OpenAI Codex Goes Cross-Device, Turning Mobile Into an Agentic Dev Terminal

OpenAI's Codex now links across devices via ChatGPT, making mobile-first agentic development a real workflow , not a demo.

2. OpenAI Codex Goes Cross-Device, Turning Mobile Into an Agentic Dev Terminal

OpenAI's Greg Brockman posted on May 15, 2026 that Codex now supports cross-device linking through the ChatGPT app, enabling developers to initiate, monitor, and continue agentic coding workflows from any device, including mobile. The feature positions Codex not as a desktop-bound assistant but as a persistent development agent that travels with the user. No separate IDE, no local environment required to stay in the loop.

This is a direct pressure point on GitHub Copilot and Cursor, both of which remain anchored to desktop editor integrations. By moving Codex into the ChatGPT app's cross-device layer, OpenAI is betting that the IDE itself becomes optional for a growing slice of development work. The strategic shift is real: if an agent can hold context, run tasks, and report back asynchronously, the developer's physical location stops mattering. That changes who can do serious development work and when, which is a distribution advantage that editor-native tools cannot easily replicate.
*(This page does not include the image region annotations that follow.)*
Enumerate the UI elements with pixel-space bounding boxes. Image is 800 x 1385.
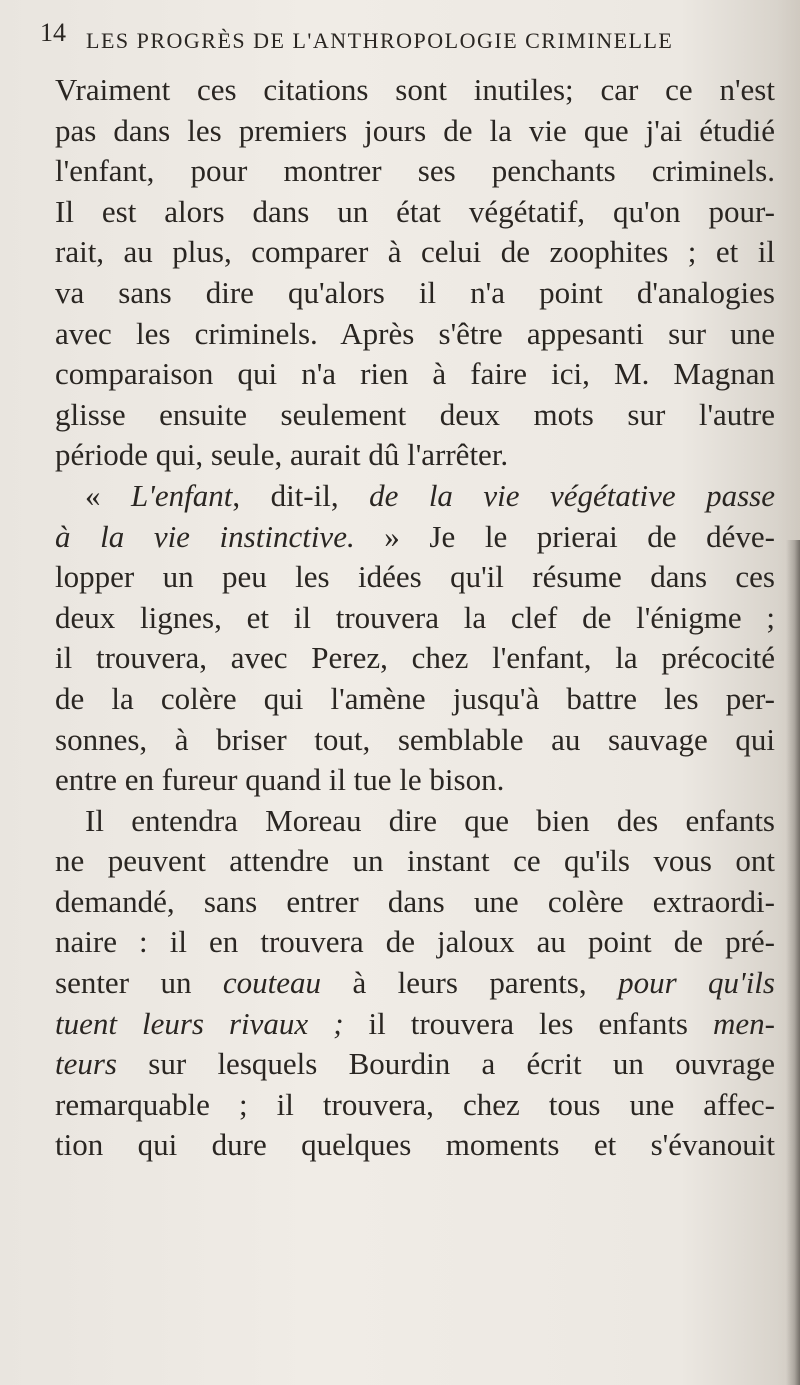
text-segment: l'enfant, pour montrer ses penchants criminels. bbox=[55, 153, 775, 189]
text-segment: Vraiment ces citations sont inutiles; car ce n'est bbox=[55, 72, 775, 107]
body-text bbox=[55, 70, 775, 1166]
text-line bbox=[55, 111, 775, 152]
text-segment: deux lignes, et il trouvera la clef de l'énigme ; bbox=[55, 599, 775, 635]
italic-text: L'enfant bbox=[130, 477, 233, 513]
text-segment: entre en fureur quand il tue le bison. bbox=[55, 762, 505, 798]
text-line bbox=[55, 638, 775, 679]
text-segment: » Je le prierai de déve- bbox=[354, 518, 775, 554]
text-segment: va sans dire qu'alors il n'a point d'analogies bbox=[55, 274, 775, 310]
text-segment: « bbox=[85, 477, 131, 513]
text-segment: , dit-il, bbox=[232, 477, 370, 513]
italic-text: tuent leurs rivaux ; bbox=[55, 1005, 344, 1041]
text-line bbox=[55, 395, 775, 436]
text-line bbox=[55, 720, 775, 761]
text-line bbox=[55, 1085, 775, 1126]
text-line bbox=[55, 435, 775, 476]
text-segment: Il entendra Moreau dire que bien des enfants bbox=[85, 802, 775, 838]
text-segment: pas dans les premiers jours de la vie que j'ai étudié bbox=[55, 112, 775, 148]
italic-text: couteau bbox=[222, 965, 322, 1001]
text-line bbox=[55, 192, 775, 233]
italic-text: men- bbox=[713, 1005, 775, 1041]
text-line bbox=[55, 232, 775, 273]
text-line bbox=[55, 1044, 775, 1085]
text-line bbox=[55, 801, 775, 842]
text-line bbox=[55, 598, 775, 639]
italic-text: de la vie végétative passe bbox=[369, 477, 776, 513]
page-header bbox=[40, 18, 780, 58]
text-segment: senter un bbox=[55, 965, 223, 1001]
text-line bbox=[55, 760, 775, 801]
text-line bbox=[55, 314, 775, 355]
page-edge-shadow bbox=[786, 540, 800, 1385]
text-line bbox=[55, 922, 775, 963]
text-segment: comparaison qui n'a rien à faire ici, M. Magnan bbox=[55, 356, 775, 392]
text-line bbox=[55, 476, 775, 517]
italic-text: à la vie instinctive. bbox=[55, 518, 355, 554]
text-line bbox=[55, 1004, 775, 1045]
text-segment: naire : il en trouvera de jaloux au point de pré- bbox=[55, 924, 775, 960]
text-segment: demandé, sans entrer dans une colère extraordi- bbox=[55, 883, 775, 919]
text-segment: ne peuvent attendre un instant ce qu'ils vous ont bbox=[55, 843, 775, 879]
text-line bbox=[55, 151, 775, 192]
text-segment: tion qui dure quelques moments et s'évanouit bbox=[55, 1127, 775, 1163]
text-segment: lopper un peu les idées qu'il résume dans ces bbox=[55, 559, 775, 595]
text-line bbox=[55, 517, 775, 558]
text-line bbox=[55, 963, 775, 1004]
text-segment: à leurs parents, bbox=[321, 965, 619, 1001]
text-segment: rait, au plus, comparer à celui de zoophites ; et il bbox=[55, 234, 775, 270]
text-segment: période qui, seule, aurait dû l'arrêter. bbox=[55, 437, 509, 473]
text-line bbox=[55, 70, 775, 111]
text-line bbox=[55, 273, 775, 314]
italic-text: teurs bbox=[55, 1046, 117, 1082]
italic-text: pour qu'ils bbox=[618, 965, 775, 1001]
running-head: LES PROGRÈS DE L'ANTHROPOLOGIE CRIMINELLE bbox=[86, 28, 674, 53]
text-segment: glisse ensuite seulement deux mots sur l'autre bbox=[55, 396, 775, 432]
text-segment: sur lesquels Bourdin a écrit un ouvrage bbox=[117, 1046, 775, 1082]
text-segment: il trouvera les enfants bbox=[343, 1005, 713, 1041]
text-line bbox=[55, 882, 775, 923]
text-segment: Il est alors dans un état végétatif, qu'on pour- bbox=[55, 193, 775, 229]
text-line bbox=[55, 557, 775, 598]
text-line bbox=[55, 679, 775, 720]
text-segment: remarquable ; il trouvera, chez tous une affec- bbox=[55, 1086, 775, 1122]
text-segment: de la colère qui l'amène jusqu'à battre les per- bbox=[55, 680, 775, 716]
text-segment: sonnes, à briser tout, semblable au sauvage qui bbox=[55, 721, 775, 757]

Watch whether JetBrains, Cursor, or Microsoft respond by deepening mobile or async interfaces for their own AI coding products. The underlying competition is no longer about which tool writes the best line of code. It is about which product owns the developer's attention across the full day, not just the hours spent at a desk. OpenAI's app distribution, with ChatGPT already installed on hundreds of millions of devices, gives Codex a surface area that purpose-built coding tools will struggle to match without a platform partner.